Quote from: Peregrin;433974I find there's a fine line between rewards as a means to create waypoints for directing play and rewards as an attempt to assign an objective value to something subjective (player quality) as a replacement for social recognition. The latter type I find creates difficult social situations, instances of one-upmanship and competition rather than a collaborative focus on the in-game stuff.

For example, Exalted's stunt system has nothing to do with the themes of the game or what play is about other than being the most creative at the table, and I found that even my relatively complacent RPG group began competing amongst each other for that "3-die stunt" instead of focusing on the game at hand.  It became a meta-game affair of "win the favor of the GM" rather than "Let's have our characters do cool stuff in-game because it makes the game/fiction/whatever more fun."

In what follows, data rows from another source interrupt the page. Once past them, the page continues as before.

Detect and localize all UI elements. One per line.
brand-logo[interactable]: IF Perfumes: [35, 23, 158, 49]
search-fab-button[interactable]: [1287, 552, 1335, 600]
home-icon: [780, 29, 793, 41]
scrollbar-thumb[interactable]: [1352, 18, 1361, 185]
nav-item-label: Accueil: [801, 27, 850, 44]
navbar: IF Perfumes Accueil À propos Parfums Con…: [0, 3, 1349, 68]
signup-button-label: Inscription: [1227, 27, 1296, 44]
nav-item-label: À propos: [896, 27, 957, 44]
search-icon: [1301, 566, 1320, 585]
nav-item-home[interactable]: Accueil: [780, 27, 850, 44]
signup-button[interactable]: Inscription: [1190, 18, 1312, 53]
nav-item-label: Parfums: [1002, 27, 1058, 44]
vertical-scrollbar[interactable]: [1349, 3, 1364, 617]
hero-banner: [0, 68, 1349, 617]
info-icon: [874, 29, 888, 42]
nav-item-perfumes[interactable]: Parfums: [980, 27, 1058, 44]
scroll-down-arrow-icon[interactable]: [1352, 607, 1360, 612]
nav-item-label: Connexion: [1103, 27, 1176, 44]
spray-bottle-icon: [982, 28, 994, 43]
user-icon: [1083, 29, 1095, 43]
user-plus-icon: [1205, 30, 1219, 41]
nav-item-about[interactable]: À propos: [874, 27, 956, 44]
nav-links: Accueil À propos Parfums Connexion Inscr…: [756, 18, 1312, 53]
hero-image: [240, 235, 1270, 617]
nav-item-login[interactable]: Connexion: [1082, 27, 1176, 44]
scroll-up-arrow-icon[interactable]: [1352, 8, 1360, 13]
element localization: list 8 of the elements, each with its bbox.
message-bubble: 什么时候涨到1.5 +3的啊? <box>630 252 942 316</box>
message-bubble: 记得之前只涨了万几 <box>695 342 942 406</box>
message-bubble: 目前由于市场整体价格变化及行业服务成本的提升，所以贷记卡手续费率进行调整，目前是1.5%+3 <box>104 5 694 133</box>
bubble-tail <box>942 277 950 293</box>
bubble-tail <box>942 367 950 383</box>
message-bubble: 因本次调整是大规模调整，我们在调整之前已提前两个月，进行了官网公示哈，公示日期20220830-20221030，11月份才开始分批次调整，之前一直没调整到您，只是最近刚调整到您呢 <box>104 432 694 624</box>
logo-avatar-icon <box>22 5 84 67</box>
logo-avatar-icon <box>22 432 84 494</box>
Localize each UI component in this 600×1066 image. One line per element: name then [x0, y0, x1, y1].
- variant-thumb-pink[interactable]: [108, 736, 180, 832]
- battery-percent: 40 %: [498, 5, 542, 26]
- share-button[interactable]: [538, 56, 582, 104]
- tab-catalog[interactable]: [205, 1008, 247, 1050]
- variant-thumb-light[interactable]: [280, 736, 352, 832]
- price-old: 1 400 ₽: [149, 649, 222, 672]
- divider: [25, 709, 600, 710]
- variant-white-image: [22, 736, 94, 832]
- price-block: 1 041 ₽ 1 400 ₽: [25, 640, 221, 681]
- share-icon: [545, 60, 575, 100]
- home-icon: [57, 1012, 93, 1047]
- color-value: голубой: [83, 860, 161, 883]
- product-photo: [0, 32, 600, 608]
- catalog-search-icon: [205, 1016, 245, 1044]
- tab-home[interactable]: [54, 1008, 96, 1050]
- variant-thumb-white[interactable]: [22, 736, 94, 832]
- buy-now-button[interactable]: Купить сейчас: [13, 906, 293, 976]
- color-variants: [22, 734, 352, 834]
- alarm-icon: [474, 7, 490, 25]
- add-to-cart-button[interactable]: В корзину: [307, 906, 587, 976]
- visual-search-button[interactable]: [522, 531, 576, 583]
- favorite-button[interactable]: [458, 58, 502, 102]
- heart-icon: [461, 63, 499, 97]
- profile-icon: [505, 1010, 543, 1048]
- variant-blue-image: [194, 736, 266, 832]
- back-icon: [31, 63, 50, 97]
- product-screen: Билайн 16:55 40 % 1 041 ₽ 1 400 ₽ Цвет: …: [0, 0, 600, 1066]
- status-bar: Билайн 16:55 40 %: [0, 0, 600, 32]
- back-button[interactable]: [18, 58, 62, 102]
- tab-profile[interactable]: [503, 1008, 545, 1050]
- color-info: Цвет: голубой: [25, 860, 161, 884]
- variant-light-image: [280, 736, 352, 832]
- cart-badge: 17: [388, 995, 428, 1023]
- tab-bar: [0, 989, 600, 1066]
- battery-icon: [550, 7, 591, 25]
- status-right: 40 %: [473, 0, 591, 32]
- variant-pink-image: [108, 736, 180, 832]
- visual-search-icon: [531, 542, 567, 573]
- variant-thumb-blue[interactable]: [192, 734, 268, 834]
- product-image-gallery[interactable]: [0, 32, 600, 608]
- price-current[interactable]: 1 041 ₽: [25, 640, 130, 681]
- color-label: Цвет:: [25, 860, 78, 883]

You're determined to make me equivocate, aren't you? ;)

Peregrin

Quote from: two_fishes;433980You're determined to make me equivocate, aren't you? ;)

Eh, I tend to over-think things and make them more complicated than they have to be.
"In a way, the Lands of Dream are far more brutal than the worlds of most mainstream games. All of the games set there have a bittersweetness that I find much harder to take than the ridiculous adolescent posturing of so-called \'grittily realistic\' games. So maybe one reason I like them as a setting is because they are far more like the real world: colourful, crazy, full of strange creatures and people, eternal and yet changing, deeply beautiful and sometimes profoundly bitter."

Seanchai

Quote from: Peregrin;433963I always kind of felt that good role-playing and bringing cool ideas to the table was always a reward in-and-of-itself, regardless of whether the GM or the mechanics want to reward me for it.

They are to a degree, but when they occur in a vacuum, they start to become...less desirable. Hollow.

Seanchai
"Thus tens of children were left holding the bag. And it was a bag bereft of both Hellscream and allowance money."